Due to tightened demand and thus pressured sales, companies have usually faced issues of shrinking gross margins and increasing SG&A as percentage of sales. As a result, companies’ operating margins all decreased to some extent. The typical operating margins among those companies are between -1.5% and 4% down from 8-12% three years ago.
According to our analysis, the typical companies’ enterprise price/EBI ratio is 34 with an interest/EBITDA ratio of 22%. The typical companies’ enterprise/sales ratios are 0.8-1.9.
It seems that the demand for performance improvement training and consulting from companies in US market has been declining as indicated by decreased sales from its office segment in 2015/16 but see a sign that the demand may be coming back in 2017/18. Contracts from government seem to be strong but present instability. Expansion in China market continued to bring revenue as expected but face foreign currency risks.
The first three quarter of fiscal 2018 compared with the same period of 2017(ended 20180531)
Net sales (excluding acquisition) increased about 12.5% (12% for 3Q) primarily due to deferred sales and from government services.
The fiscal 2017 compared with the of 2016(ended 20170831)
Net sales decreased about 7.4% primarily due to decrease in domestic office service offset by the increase in China area.
Fiscal 2016 compared with 2015
Net sales decreased about 5% primarily due to decrease in domestic onsite presentation and loss from government contracts.
Fiscal 2015 compared with 2014
Net sales increased about 2.4% primarily due to increase in government contracts offset by foreign currency impacts.

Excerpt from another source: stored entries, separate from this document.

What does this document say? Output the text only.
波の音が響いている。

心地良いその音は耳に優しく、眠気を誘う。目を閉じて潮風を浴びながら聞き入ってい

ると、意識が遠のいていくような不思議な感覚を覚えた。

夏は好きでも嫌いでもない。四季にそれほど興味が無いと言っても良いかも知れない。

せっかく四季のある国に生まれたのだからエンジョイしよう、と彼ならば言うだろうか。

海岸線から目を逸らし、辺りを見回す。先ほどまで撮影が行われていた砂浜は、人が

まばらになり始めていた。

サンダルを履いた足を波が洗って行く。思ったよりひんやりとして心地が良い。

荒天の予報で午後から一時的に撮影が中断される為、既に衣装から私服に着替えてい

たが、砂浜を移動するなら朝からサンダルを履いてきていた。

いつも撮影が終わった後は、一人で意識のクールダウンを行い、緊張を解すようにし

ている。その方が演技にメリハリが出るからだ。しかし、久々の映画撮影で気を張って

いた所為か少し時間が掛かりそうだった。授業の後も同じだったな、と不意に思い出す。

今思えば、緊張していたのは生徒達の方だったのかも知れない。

This company’s gross margin went down by about 100 basis points in the previous three years to about 66% in 2017. During the same time, the SG&A as percentage of sales increased significantly as a result of both increased SG&A spending and deleveraging of declining sales. Its operating margin went down to about -3% in 2017 (based on 12 months trailing data). However, as increase from subscription revenue of high margin, we see the improved gross margin in 2018 (70%). Therefore, while increased SG&A% due to increasing investment in sales we see its operating margin to be improved to about -1.5% in 2018.
This stock currently has a companies’ enterprise price/sales ratio of 1.9 ($25). We think that its stock is being relatively fairly valued considering the increasing potential from its subscription revenue.